101 Greenfield Road

1963–5 garment workshops, on site of former 16-24 Fieldgate Street and 1-2 Greenfield Road

101 Greenfield Road (incorporating 18–24 Fieldgate Street)
Contributed by Survey of London on July 2, 2018

One of the earliest synagogues on Fieldgate Street was the Crawcour Shul, a 'landsmanschaft' of immigrants from Kraków, Galicia, then Austria (now Poland) that was formed in 1887. Their premises in an annexe at the back of a shophouse at what became No. 18 were bought by the Litvish Chevra Bnai Wilna in 1890, and immigrants from Vilnius, Lithuania, were invited to join. The synagogue later became the Chechanover Shul (from Ciechanow, Poland) and survived until the 1950s.1

Nathaniel and Ralph Davis (two of the seven Davis brothers) put up tenements with ground-floor and upper-storey tailoring workshops at 20–24 Fieldgate Street in 1895–9.2 By 1961, when it was set to be cleared, 22 Fieldgate Street had become a lodging house, disapprovingly described by Edith Ramsay as ‘nominally for coloured seamen… housing girls as well as men’.3

The County of London Plan of 1943 recommended the dispersal of industry away from London’s inner boroughs, but recognised that small factories and workshops, heretofore scattered hither and thither, could not realistically be banished, but would need in some degree to be kept close to the housing of those they employed, and gathered together in low-rent premises. A particular concentration was envisaged around Fieldgate Street, extending from the Whitechapel Road to Commercial Road between Adler Street and the New Road. In keeping with this plan, but much more modestly, the Stepney–Poplar Reconstruction Scheme of the late 1940s proposed an industrial enclave to either side of Plumber’s Row, a heavily bombed area that took in most of Greenfield Road up to Fieldgate Street. This clearance and redevelopment project swung into action in 1954, but compulsory purchase and other difficulties meant that Walter Bor, the planner–architect in charge of redevelopment in Stepney in the LCC Architects’ Department’s Town Planning Division, had to revisit plans for the Plumber’s Row area in 1959 to accept mixed use.4

Building works began in earnest in 1962 with infrastructural preparation that included the blocking up of Yalford Street.

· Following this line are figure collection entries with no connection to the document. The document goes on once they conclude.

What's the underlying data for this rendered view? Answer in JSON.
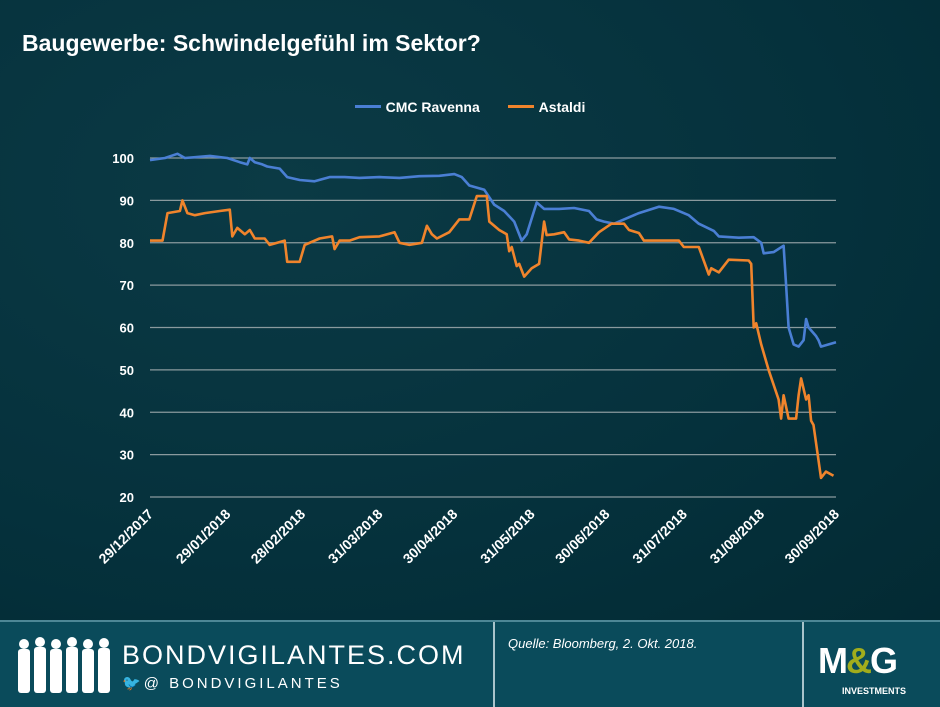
{
  "title": "Baugewerbe: Schwindelgefühl im Sektor?",
  "footer": {
    "site": "BONDVIGILANTES.COM",
    "twitter": "@ BONDVIGILANTES",
    "source": "Quelle: Bloomberg, 2. Okt. 2018.",
    "brand_m": "M",
    "brand_amp": "&",
    "brand_g": "G",
    "brand_sub": "INVESTMENTS"
  },
  "chart_data": {
    "type": "line",
    "title": "",
    "xlabel": "",
    "ylabel": "",
    "ylim": [
      20,
      100
    ],
    "grid": "horizontal",
    "legend": "top-center",
    "yticks": [
      100,
      90,
      80,
      70,
      60,
      50,
      40,
      30,
      20
    ],
    "xticks": [
      "29/12/2017",
      "29/01/2018",
      "28/02/2018",
      "31/03/2018",
      "30/04/2018",
      "31/05/2018",
      "30/06/2018",
      "31/07/2018",
      "31/08/2018",
      "30/09/2018"
    ],
    "xrange": [
      "2017-12-29",
      "2018-09-30"
    ],
    "series": [
      {
        "name": "CMC Ravenna",
        "color": "#4a7fd4",
        "points": [
          [
            "2017-12-29",
            99.5
          ],
          [
            "2018-01-04",
            100
          ],
          [
            "2018-01-09",
            101
          ],
          [
            "2018-01-12",
            100
          ],
          [
            "2018-01-22",
            100.5
          ],
          [
            "2018-01-29",
            100
          ],
          [
            "2018-02-03",
            99
          ],
          [
            "2018-02-06",
            98.5
          ],
          [
            "2018-02-07",
            100
          ],
          [
            "2018-02-09",
            99
          ],
          [
            "2018-02-12",
            98.5
          ],
          [
            "2018-02-14",
            98
          ],
          [
            "2018-02-19",
            97.5
          ],
          [
            "2018-02-22",
            95.5
          ],
          [
            "2018-02-27",
            94.8
          ],
          [
            "2018-03-05",
            94.5
          ],
          [
            "2018-03-11",
            95.5
          ],
          [
            "2018-03-17",
            95.5
          ],
          [
            "2018-03-23",
            95.3
          ],
          [
            "2018-03-31",
            95.5
          ],
          [
            "2018-04-08",
            95.3
          ],
          [
            "2018-04-16",
            95.7
          ],
          [
            "2018-04-24",
            95.8
          ],
          [
            "2018-04-30",
            96.2
          ],
          [
            "2018-05-03",
            95.5
          ],
          [
            "2018-05-06",
            93.5
          ],
          [
            "2018-05-12",
            92.5
          ],
          [
            "2018-05-16",
            89
          ],
          [
            "2018-05-20",
            87.5
          ],
          [
            "2018-05-24",
            85
          ],
          [
            "2018-05-27",
            80.5
          ],
          [
            "2018-05-29",
            82
          ],
          [
            "2018-06-02",
            89.5
          ],
          [
            "2018-06-05",
            88
          ],
          [
            "2018-06-11",
            88
          ],
          [
            "2018-06-17",
            88.2
          ],
          [
            "2018-06-23",
            87.5
          ],
          [
            "2018-06-26",
            85.5
          ],
          [
            "2018-06-29",
            85
          ],
          [
            "2018-07-03",
            84.5
          ],
          [
            "2018-07-07",
            85.5
          ],
          [
            "2018-07-13",
            87
          ],
          [
            "2018-07-21",
            88.5
          ],
          [
            "2018-07-27",
            88
          ],
          [
            "2018-08-02",
            86.5
          ],
          [
            "2018-08-06",
            84.5
          ],
          [
            "2018-08-12",
            82.8
          ],
          [
            "2018-08-14",
            81.5
          ],
          [
            "2018-08-22",
            81.2
          ],
          [
            "2018-08-28",
            81.3
          ],
          [
            "2018-08-31",
            80
          ],
          [
            "2018-09-01",
            77.5
          ],
          [
            "2018-09-05",
            77.8
          ],
          [
            "2018-09-09",
            79.3
          ],
          [
            "2018-09-10",
            70
          ],
          [
            "2018-09-11",
            60
          ],
          [
            "2018-09-13",
            56
          ],
          [
            "2018-09-15",
            55.5
          ],
          [
            "2018-09-17",
            57
          ],
          [
            "2018-09-18",
            62
          ],
          [
            "2018-09-19",
            60
          ],
          [
            "2018-09-22",
            58
          ],
          [
            "2018-09-23",
            57
          ],
          [
            "2018-09-24",
            55.5
          ],
          [
            "2018-09-30",
            56.5
          ]
        ]
      },
      {
        "name": "Astaldi",
        "color": "#f0842c",
        "points": [
          [
            "2017-12-29",
            80.5
          ],
          [
            "2018-01-03",
            80.5
          ],
          [
            "2018-01-05",
            87
          ],
          [
            "2018-01-10",
            87.5
          ],
          [
            "2018-01-11",
            90
          ],
          [
            "2018-01-13",
            87
          ],
          [
            "2018-01-16",
            86.5
          ],
          [
            "2018-01-20",
            87
          ],
          [
            "2018-01-26",
            87.5
          ],
          [
            "2018-01-30",
            87.8
          ],
          [
            "2018-01-31",
            81.5
          ],
          [
            "2018-02-02",
            83.5
          ],
          [
            "2018-02-05",
            82
          ],
          [
            "2018-02-07",
            83
          ],
          [
            "2018-02-09",
            81
          ],
          [
            "2018-02-13",
            81
          ],
          [
            "2018-02-15",
            79.5
          ],
          [
            "2018-02-21",
            80.5
          ],
          [
            "2018-02-22",
            75.5
          ],
          [
            "2018-02-27",
            75.5
          ],
          [
            "2018-03-01",
            79.5
          ],
          [
            "2018-03-07",
            81
          ],
          [
            "2018-03-12",
            81.5
          ],
          [
            "2018-03-13",
            78.5
          ],
          [
            "2018-03-15",
            80.5
          ],
          [
            "2018-03-19",
            80.5
          ],
          [
            "2018-03-23",
            81.3
          ],
          [
            "2018-03-31",
            81.5
          ],
          [
            "2018-04-06",
            82.5
          ],
          [
            "2018-04-08",
            80
          ],
          [
            "2018-04-12",
            79.5
          ],
          [
            "2018-04-17",
            80
          ],
          [
            "2018-04-19",
            84
          ],
          [
            "2018-04-21",
            82
          ],
          [
            "2018-04-23",
            81
          ],
          [
            "2018-04-28",
            82.5
          ],
          [
            "2018-05-02",
            85.5
          ],
          [
            "2018-05-06",
            85.5
          ],
          [
            "2018-05-09",
            91
          ],
          [
            "2018-05-13",
            91
          ],
          [
            "2018-05-14",
            85
          ],
          [
            "2018-05-18",
            83
          ],
          [
            "2018-05-21",
            82
          ],
          [
            "2018-05-22",
            78
          ],
          [
            "2018-05-23",
            79
          ],
          [
            "2018-05-25",
            74.5
          ],
          [
            "2018-05-26",
            75
          ],
          [
            "2018-05-28",
            72
          ],
          [
            "2018-05-31",
            74
          ],
          [
            "2018-06-03",
            75
          ],
          [
            "2018-06-05",
            85
          ],
          [
            "2018-06-06",
            81.8
          ],
          [
            "2018-06-09",
            82
          ],
          [
            "2018-06-13",
            82.5
          ],
          [
            "2018-06-15",
            80.8
          ],
          [
            "2018-06-19",
            80.5
          ],
          [
            "2018-06-23",
            80
          ],
          [
            "2018-06-27",
            82.5
          ],
          [
            "2018-07-02",
            84.5
          ],
          [
            "2018-07-07",
            84.5
          ],
          [
            "2018-07-09",
            83
          ],
          [
            "2018-07-13",
            82.3
          ],
          [
            "2018-07-15",
            80.5
          ],
          [
            "2018-07-29",
            80.5
          ],
          [
            "2018-07-31",
            79
          ],
          [
            "2018-08-06",
            79
          ],
          [
            "2018-08-10",
            72.5
          ],
          [
            "2018-08-11",
            74
          ],
          [
            "2018-08-14",
            73
          ],
          [
            "2018-08-18",
            76
          ],
          [
            "2018-08-26",
            75.8
          ],
          [
            "2018-08-27",
            75
          ],
          [
            "2018-08-28",
            60
          ],
          [
            "2018-08-29",
            61
          ],
          [
            "2018-08-31",
            56
          ],
          [
            "2018-09-03",
            50
          ],
          [
            "2018-09-07",
            43
          ],
          [
            "2018-09-08",
            38.5
          ],
          [
            "2018-09-09",
            44
          ],
          [
            "2018-09-11",
            38.5
          ],
          [
            "2018-09-14",
            38.5
          ],
          [
            "2018-09-15",
            44
          ],
          [
            "2018-09-16",
            48
          ],
          [
            "2018-09-18",
            43
          ],
          [
            "2018-09-19",
            44
          ],
          [
            "2018-09-20",
            38
          ],
          [
            "2018-09-21",
            37
          ],
          [
            "2018-09-24",
            24.5
          ],
          [
            "2018-09-26",
            26
          ],
          [
            "2018-09-29",
            25
          ]
        ]
      }
    ]
  }
}
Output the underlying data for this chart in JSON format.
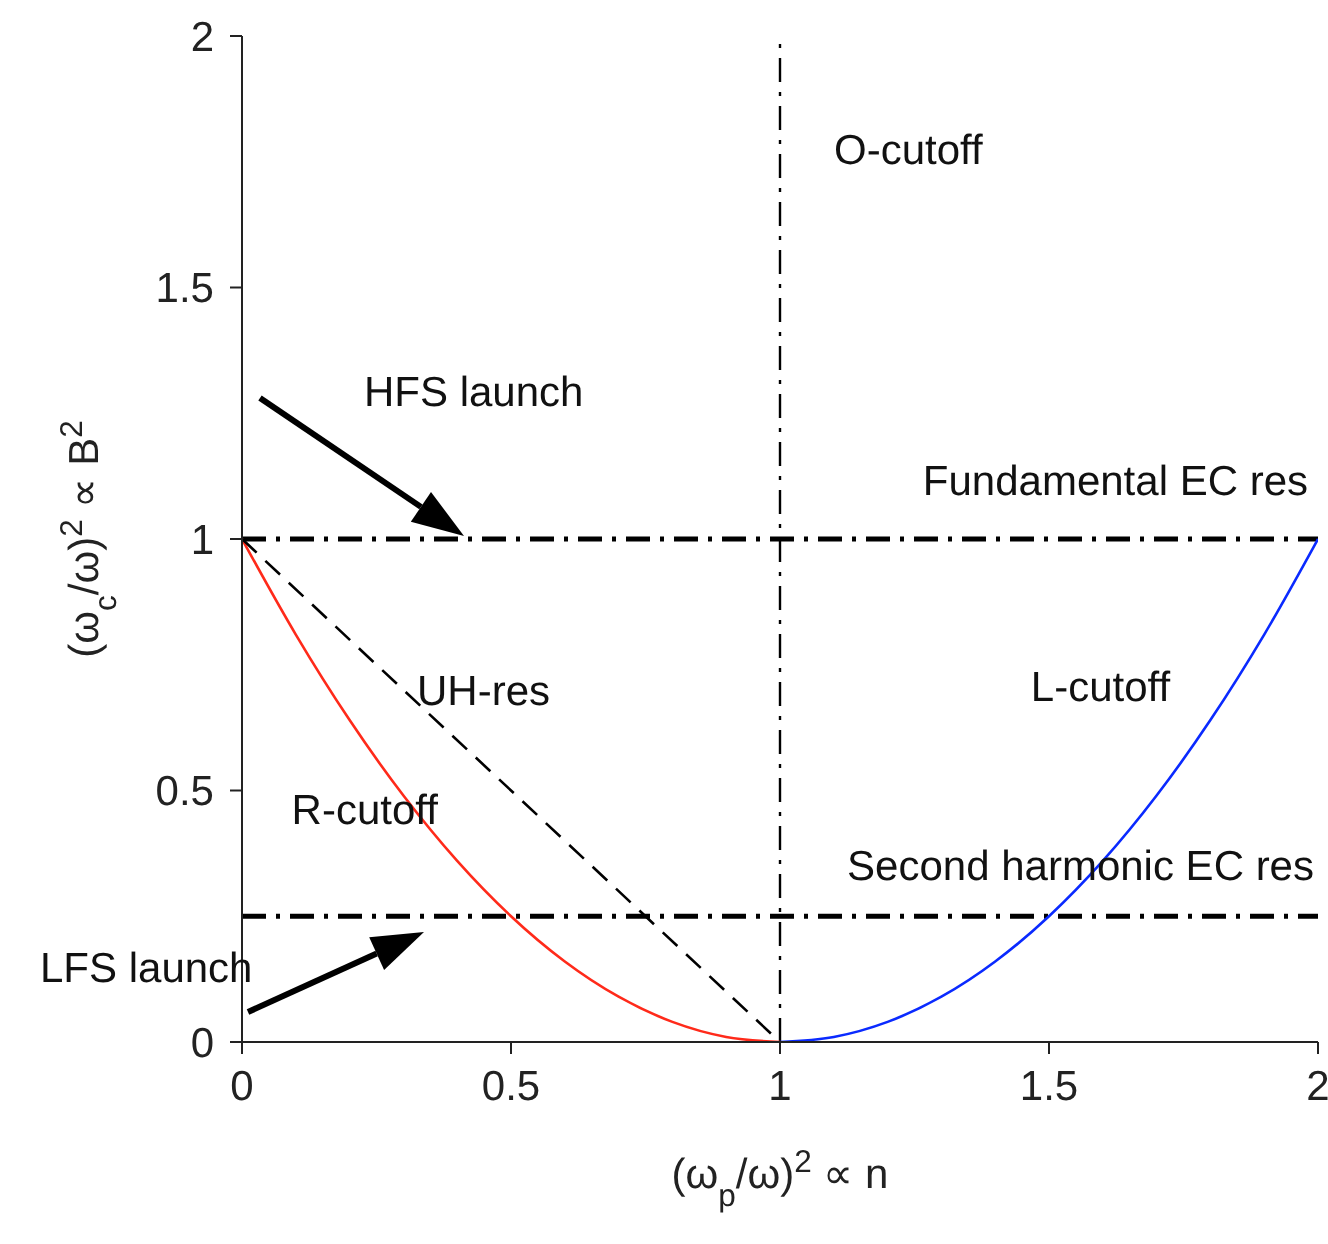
{
  "chart_data": {
    "type": "line",
    "xlabel": "(ω$_{p}$/ω)$^{2}$ ∝ n",
    "ylabel": "(ω$_{c}$/ω)$^{2}$ ∝ B$^{2}$",
    "xlim": [
      0,
      2
    ],
    "ylim": [
      0,
      2
    ],
    "xticks": [
      0,
      0.5,
      1,
      1.5,
      2
    ],
    "yticks": [
      0,
      0.5,
      1,
      1.5,
      2
    ],
    "grid": false,
    "marker": "none",
    "series": [
      {
        "name": "R-cutoff",
        "color": "#ff2a1a",
        "line_style": "solid",
        "x": [
          0,
          0.1,
          0.2,
          0.3,
          0.4,
          0.5,
          0.6,
          0.7,
          0.8,
          0.9,
          1
        ],
        "values": [
          1,
          0.81,
          0.64,
          0.49,
          0.36,
          0.25,
          0.16,
          0.09,
          0.04,
          0.01,
          0
        ]
      },
      {
        "name": "UH-res",
        "color": "#000000",
        "line_style": "dashed",
        "x": [
          0,
          0.5,
          1
        ],
        "values": [
          1,
          0.5,
          0
        ]
      },
      {
        "name": "L-cutoff",
        "color": "#0a2aff",
        "line_style": "solid",
        "x": [
          1,
          1.1,
          1.2,
          1.3,
          1.4,
          1.5,
          1.6,
          1.7,
          1.8,
          1.9,
          2
        ],
        "values": [
          0,
          0.01,
          0.04,
          0.09,
          0.16,
          0.25,
          0.36,
          0.49,
          0.64,
          0.81,
          1
        ]
      }
    ],
    "ref_lines": [
      {
        "axis": "x",
        "value": 1,
        "label": "O-cutoff",
        "color": "#000000",
        "line_style": "dashdot"
      },
      {
        "axis": "y",
        "value": 1,
        "label": "Fundamental EC res",
        "color": "#000000",
        "line_style": "dashdot"
      },
      {
        "axis": "y",
        "value": 0.25,
        "label": "Second harmonic EC res",
        "color": "#000000",
        "line_style": "dashdot"
      }
    ],
    "annotations": [
      "HFS launch",
      "LFS launch"
    ]
  }
}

Little was achieved along Greenfield Road and Plumber’s Row before the 1970s. One of the first buildings to go up was 101 Greenfield Road, on the west corner of Fieldgate Street. This was built in 1963–5 to plans by De Groot Collis & Co., surveyors acting as architects. The first lessees were Lango Ltd, textile wholesalers and jersey- fabric makers, so the two-storey concrete-framed, brick-clad building became Lango House. Non-residential institutional use was permitted in 2010 and the premises are the East London Business Centre in 2018.5


  1. Jewish Chronicle, 9 May 1890, p. 3; 10 June 1904, p. 24; 24 July 1942, p. 16: London Metropolitan Archives (LMA), District Surveyor's Returns (DSR): The National Archives (TNA), IR58/84791/801: Post Office Directories (POD): Goad insurance maps, 1890–1953 

  2. DSR: TNA, IR58/84791/801: POD: Goad, 1953 

  3. Tower Hamlets Local History Library and Archives, P/RAM/2/3/12 

  4. Denys Munby, Industry and Planning in Stepney: A Report presented to the Stepney Reconstruction Group, 1951: Michael Young and Peter Willmott, Family and Kinship in East London, 1957, pp. 165–6: Architects Journal, 23 April 1959, pp. 625–34: Patricia L. Garside, ‘The significance of post-war London reconstruction plans for East End industry’, Planning Perspectives, vol. 12, 1997, pp. 19–36 

  5. London County Council Minutes, 6 Feb. 1962, pp. 120–1: LMA, GLC/AR/BR/34/003669; /003705; /003754; /004534; /004644: Goad 1968: Ordnance Survey maps: POD: Toewr Hamlets planning applications online 

Getting my first suit from Goldman's
Contributed by alan on June 19, 2017

I had my first suit made for me at bespoke tailor M. Goldman, 22 Fieldgate Street. It was quite a performance, measurements, then first and second fittings. The basters and finishers still sat on the tables to work. That would have been about 1948 I think. I still have the wooden suit hanger with its label.